Where AR and AI collide, you get augmented intelligence. AR enables shoppers to turn 2D images to 3D to best visualize products in their homes, while AI serves visually similar products that complement their in-home style (and fit the dimensions of their empty spaces).
Conversion
Rich profiling: Today’s shopper has instant access to competitor pricing from anywhere. Showrooming (trying products in-store with intent to buy online) and webrooming (comparison shopping across digital retailers) are entrenched behaviors – and some consumers exhibit these behaviors more frequently than others.
Enriching customer profiles with “consumer genome” data across channels will help retailers identify which customers are most likely to convert at full price, versus those that would most profitably convert with a discount, and just showrooming. While cross-sell and upsell suggestions can help build bigger baskets, they can also distract and hurt conversion for shoppers less receptive to them. Predictive analytics can help retailers tailor their digital selling and pricing strategies at a 1-1 level, even matching new and unidentified buyers to “lookalike segments.”
Fulfillment
Inventory management: Omnichannel retailers can use AI to capture efficiencies in inventory and fulfillment. AI can select stock from the closest proximity to a shipping address, or from the best locations to reduce split shipments. Likewise, combining inventory with in-store sales velocity data also saves in-store sales. Fulfilling online orders from stores with excess inventory and slower turnover ensures hot products stay in store locations where they’re most popular.
Support
Chatbots and virtual agents: Advances in natural language programming (NLP), machine learning and computer vision are helping chatbots evolve into near-human assistants. A recent study by Juniper Research showed that retail chatbot interactions will reach 22 billion chats and save $439 million in support costs globally by 2023. Today’s shoppers are not only comfortable with chat-based messaging, but most prefer it for round-the-clock visibility into order tracking info, account balances, return processes and more.
Retention
Predictive loyalty: Most retail loyalty programs are one-to-many, meaning every participant collects points in the same way, and can redeem points for the same rewards. Some loyalty programs effectively segment based on customer lifetime value, loyalty “tiers” or other factors. Few provide truly one-to-one personalized perks.

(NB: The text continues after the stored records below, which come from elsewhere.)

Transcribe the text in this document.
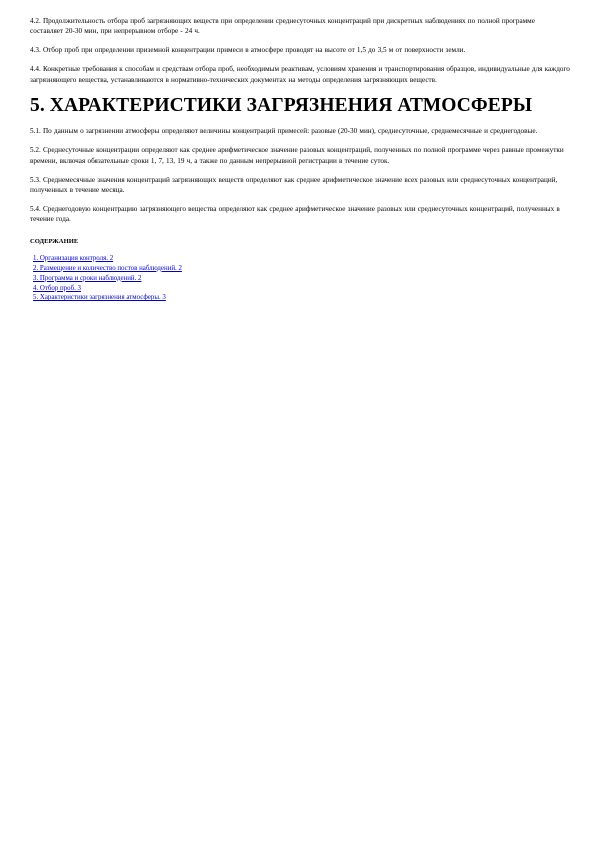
4.2. Продолжительность отбора проб загрязняющих веществ при определении среднесуточных концентраций при дискретных наблюдениях по полной программе составляет 20-30 мин, при непрерывном отборе - 24 ч.

4.3. Отбор проб при определении приземной концентрации примеси в атмосфере проводят на высоте от 1,5 до 3,5 м от поверхности земли.

4.4. Конкретные требования к способам и средствам отбора проб, необходимым реактивам, условиям хранения и транспортирования образцов, индивидуальные для каждого загрязняющего вещества, устанавливаются в нормативно-технических документах на методы определения загрязняющих веществ.

5. ХАРАКТЕРИСТИКИ ЗАГРЯЗНЕНИЯ АТМОСФЕРЫ

5.1. По данным о загрязнении атмосферы определяют величины концентраций примесей: разовые (20-30 мин), среднесуточные, среднемесячные и среднегодовые.

5.2. Среднесуточные концентрации определяют как среднее арифметическое значение разовых концентраций, полученных по полной программе через равные промежутки времени, включая обязательные сроки 1, 7, 13, 19 ч, а также по данным непрерывной регистрации в течение суток.

5.3. Среднемесячные значения концентраций загрязняющих веществ определяют как среднее арифметическое значение всех разовых или среднесуточных концентраций, полученных в течение месяца.

5.4. Среднегодовую концентрацию загрязняющего вещества определяют как среднее арифметическое значение разовых или среднесуточных концентраций, полученных в течение года.

СОДЕРЖАНИЕ
1. Организация контроля. 2
2. Размещение и количество постов наблюдений. 2
3. Программа и сроки наблюдений. 2
4. Отбор проб. 3
5. Характеристики загрязнения атмосферы. 3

Predictive analytics and consumer genome data enable next-level loyalty experiences. Retailers can not only offer more attractive incentives to individuals, but also track non-transactional engagement across physical and digital journeys, third party social and mobile apps. and even retail partners to reward more than just dollars spent.
AI will unlock the future of retail with data serving as the new capital pivoting next generation shopping experience. Data-driven, automated technologies are continuously enhancing every touchpoint in the buyer’s journey, transforming the way shoppers browse, buy, and behave over their lifetime relationship with brands and merchants.
It is imperative for companies worldwide to invest in next-gen technology across enterprise network, to ensure consumers continue to enjoy a seamless, memorable, and uninterrupted omnichannel experience regardless of how they choose to shop.